This project aims to develop improved methods and software for genetic and genomic analysis in polyploid crops based on next generation sequencing data and tailored to practical breeding situations. Highly diverse and polyploid breeding populations may contain multiple alleles at any trait locus of interest, each of which may have various positive, neutral or negative effects on the trait. Multi-allelic markers (combinations of individual SNPs i.e. haplotypes) are needed to analyze and catalogue the effects of different alleles in trait loci that are important for breeding. The use of these haplotypes has multiple benefits: they are more powerful and show the width of het genetic diversity much better.

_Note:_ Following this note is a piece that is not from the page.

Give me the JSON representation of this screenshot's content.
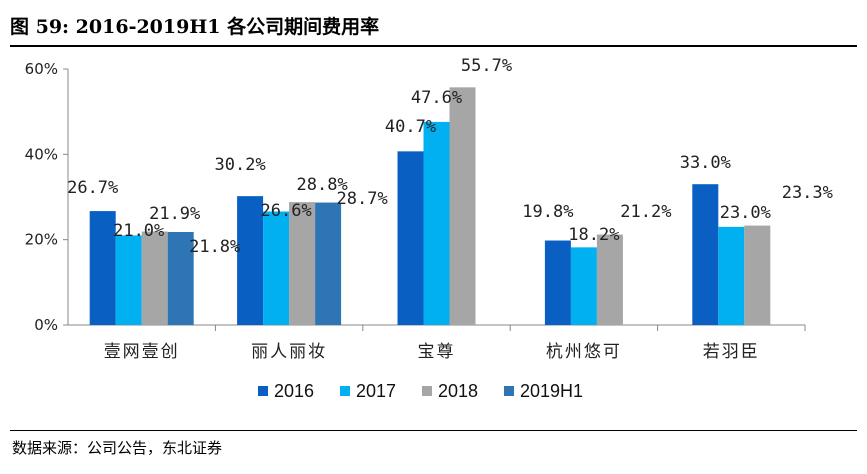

The project consists of three parts: in the first part, we will develop methodology for determining haplotypes in a breeding pool (containing both distantly related genotypes and genotypes with direct (offspring) relationships). Using state-of-the art methods and to be developed new methods, an integrated bioinformatics and quantitative genetics approach will be followed to determine discrete and probabilistic haplotypes from sequencing data and limit the number of probable solutions by including pedigree relationships and observed allele frequencies and/or by estimating the most probable haplotype using imputation strategies from either whole genome sequencing (WGS) or reduced complexity sequencing. The estimated haplotypes will be added to an atlas of haplotypes, which will be used in future iterations of haplotyping and to improve haplotype-based predictions of traits.
Prediction of traits
In the second part, methods are developed to optimally use haplotypes to enable prediction of traits and selection in breeding programs, both for traits determined by few large-effect loci and for traits determined by a larger number of smaller effect loci. Factors influencing the accuracy of predicting the phenotype from the haplotypes will be studied using simulations where these factors can be varied at will, while an experimental dataset is used to validate the method for practical use and to guide the improvement of the haplotyping.
In the third part, a visualization tool for the detected haplotypes is developed that allows accessions from the breeding pool to be assessed by combining the predicted haplotypes in these accessions with observed phenotypes or predicted breeding values for traits. This visualization tool can be used for selection in a specific set of germplasm in a running breeding program.